KELE
- Mountain Grove, Missouri; United States;
- Frequency: 92.5 MHz
- Branding: Ozark Mountain Groove (OMG)

Programming
- Format: Variety hits

Ownership
- Owner: A & D Group, Inc.
- Sister stations: KOZX

History
- First air date: 1977
- Former call signs: KLRS-FM (1976–1987); KRFI-FM (1987–1989); KCMG-FM (1989–1997); KELE-FM (1997–2024); KFDS-FM (2024–2026);

Technical information
- Licensing authority: FCC
- Facility ID: 12714
- Class: A
- ERP: 6,000 watts
- HAAT: 91.4 meters (300 ft)
- Transmitter coordinates: 37°8′7.2″N 92°14′59.6″W﻿ / ﻿37.135333°N 92.249889°W

Links
- Public license information: Public file; LMS;

= KELE (FM) =

KELE (92.5 FM) is a radio station licensed to Mountain Grove, Missouri, United States.
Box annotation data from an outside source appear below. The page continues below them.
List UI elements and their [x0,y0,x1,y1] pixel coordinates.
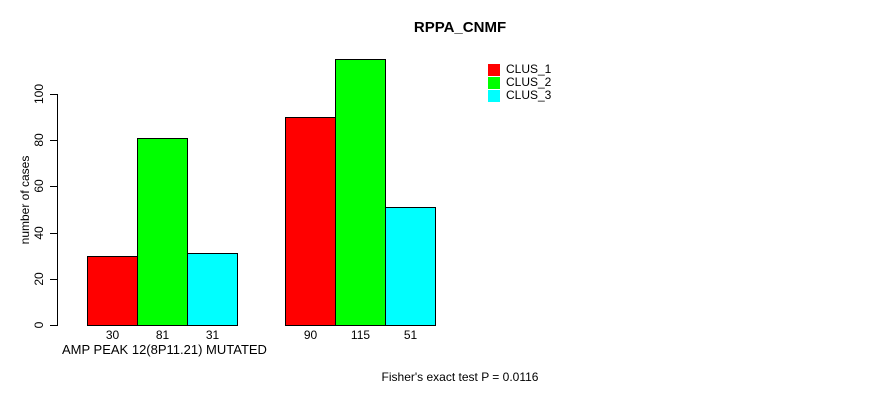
bar-clus_2-group1 [137,138,188,326]
chart-title: RPPA_CNMF [413,19,507,36]
y-axis-title: number of cases [18,155,32,245]
legend-item: CLUS_2 [488,76,551,89]
legend-item: CLUS_1 [488,63,551,76]
bar-value-label: 31 [205,328,220,342]
y-tick-mark [50,233,57,234]
y-tick-label: 80 [32,133,46,147]
legend-item: CLUS_3 [488,89,551,102]
bar-value-label: 90 [303,328,318,342]
bar-value-label: 30 [105,328,120,342]
y-tick-mark [50,94,57,95]
y-tick-label: 60 [32,179,46,193]
legend-swatch [488,89,500,102]
y-tick-mark [50,186,57,187]
legend-label: CLUS_1 [506,62,552,76]
bar-clus_3-group2 [385,207,436,326]
y-tick-label: 20 [32,272,46,286]
bar-clus_2-group2 [335,59,386,326]
y-tick-label: 100 [32,83,46,105]
x-axis-label: AMP PEAK 12(8P11.21) MUTATED [62,342,267,357]
bar-value-label: 51 [403,328,418,342]
y-tick-mark [50,140,57,141]
bar-value-label: 115 [350,328,371,342]
legend-label: CLUS_2 [506,75,552,89]
y-tick-mark [50,279,57,280]
bar-clus_1-group1 [87,256,138,326]
bar-clus_3-group1 [187,253,238,326]
y-tick-mark [50,325,57,326]
legend: CLUS_1 CLUS_2 CLUS_3 [488,63,551,102]
legend-label: CLUS_3 [506,88,552,102]
bar-value-label: 81 [155,328,170,342]
legend-swatch [488,63,500,76]
footer-stat-text: Fisher's exact test P = 0.0116 [381,370,539,384]
y-tick-label: 40 [32,226,46,240]
legend-swatch [488,76,500,89]
bar-clus_1-group2 [285,117,336,326]
y-tick-label: 0 [32,321,46,329]
y-axis-line [57,94,58,326]
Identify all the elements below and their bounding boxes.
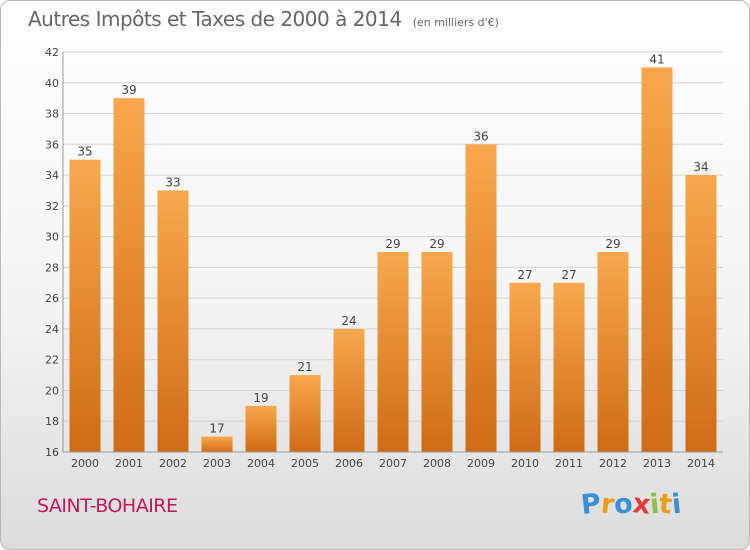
bar-2014 [685, 175, 717, 453]
x-tick-label: 2007 [379, 457, 407, 470]
y-tick-label: 18 [45, 415, 59, 428]
bar-2011 [553, 282, 585, 452]
y-tick-label: 40 [45, 77, 59, 90]
bar-value-label: 39 [121, 83, 136, 97]
bar-2005 [289, 375, 321, 452]
bar-value-label: 27 [517, 268, 532, 282]
x-tick-label: 2012 [599, 457, 627, 470]
bar-value-label: 27 [561, 268, 576, 282]
bar-value-label: 41 [649, 52, 664, 66]
bar-2006 [333, 328, 365, 452]
x-tick-label: 2006 [335, 457, 363, 470]
x-tick-label: 2010 [511, 457, 539, 470]
proxiti-logo[interactable]: Proxiti [579, 488, 684, 521]
x-tick-label: 2002 [159, 457, 187, 470]
y-tick-label: 34 [45, 169, 59, 182]
bar-value-label: 21 [297, 360, 312, 374]
x-tick-label: 2001 [115, 457, 143, 470]
x-tick-label: 2003 [203, 457, 231, 470]
x-tick-label: 2000 [71, 457, 99, 470]
bar-value-label: 36 [473, 129, 488, 143]
bar-2010 [509, 282, 541, 452]
x-tick-label: 2008 [423, 457, 451, 470]
bar-value-label: 19 [253, 391, 268, 405]
x-tick-label: 2011 [555, 457, 583, 470]
bar-value-label: 29 [429, 237, 444, 251]
y-tick-label: 20 [45, 384, 59, 397]
commune-name: SAINT-BOHAIRE [37, 495, 178, 517]
x-tick-label: 2014 [687, 457, 715, 470]
bar-layer [69, 67, 717, 453]
title-row: Autres Impôts et Taxes de 2000 à 2014 (e… [28, 7, 499, 31]
y-tick-label: 30 [45, 231, 59, 244]
y-tick-label: 32 [45, 200, 59, 213]
chart-title: Autres Impôts et Taxes de 2000 à 2014 [28, 7, 402, 31]
bar-2007 [377, 252, 409, 452]
bar-2002 [157, 190, 189, 452]
y-tick-label: 22 [45, 354, 59, 367]
y-tick-label: 26 [45, 292, 59, 305]
y-tick-label: 16 [45, 446, 59, 459]
x-tick-label: 2013 [643, 457, 671, 470]
x-tick-label: 2004 [247, 457, 275, 470]
bar-value-label: 29 [385, 237, 400, 251]
y-tick-label: 36 [45, 138, 59, 151]
bar-2004 [245, 405, 277, 452]
y-tick-label: 28 [45, 261, 59, 274]
bar-value-label: 24 [341, 314, 356, 328]
bar-value-label: 35 [77, 145, 92, 159]
bar-value-label: 29 [605, 237, 620, 251]
bar-2013 [641, 67, 673, 452]
bar-2003 [201, 436, 233, 452]
bar-2012 [597, 252, 629, 452]
bar-value-label: 17 [209, 422, 224, 436]
bar-2008 [421, 252, 453, 452]
axis-layer: 16 18 20 22 24 26 28 30 32 34 36 38 40 42 35 2000 39 2001… [45, 46, 723, 470]
bar-value-label: 33 [165, 175, 180, 189]
y-tick-label: 24 [45, 323, 59, 336]
logo-letter: i [670, 488, 684, 521]
chart-subtitle: (en milliers d'€) [412, 16, 499, 29]
y-tick-label: 38 [45, 108, 59, 121]
x-tick-label: 2009 [467, 457, 495, 470]
x-tick-label: 2005 [291, 457, 319, 470]
bar-2000 [69, 159, 101, 452]
bar-2001 [113, 98, 145, 453]
y-tick-label: 42 [45, 46, 59, 59]
bar-value-label: 34 [693, 160, 708, 174]
bar-2009 [465, 144, 497, 453]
The station is currently owned by A & D Group, Inc. and broadcasts a variety hits format known as Ozark Mountain Groove.

==History==
The station was first licensed in 1977 as KLRS-FM. It became KRFI-FM in 1987, KCMG-FM in 1989, KELE-FM in 1997, KFDS-FM in 2024, and KELE in 2026.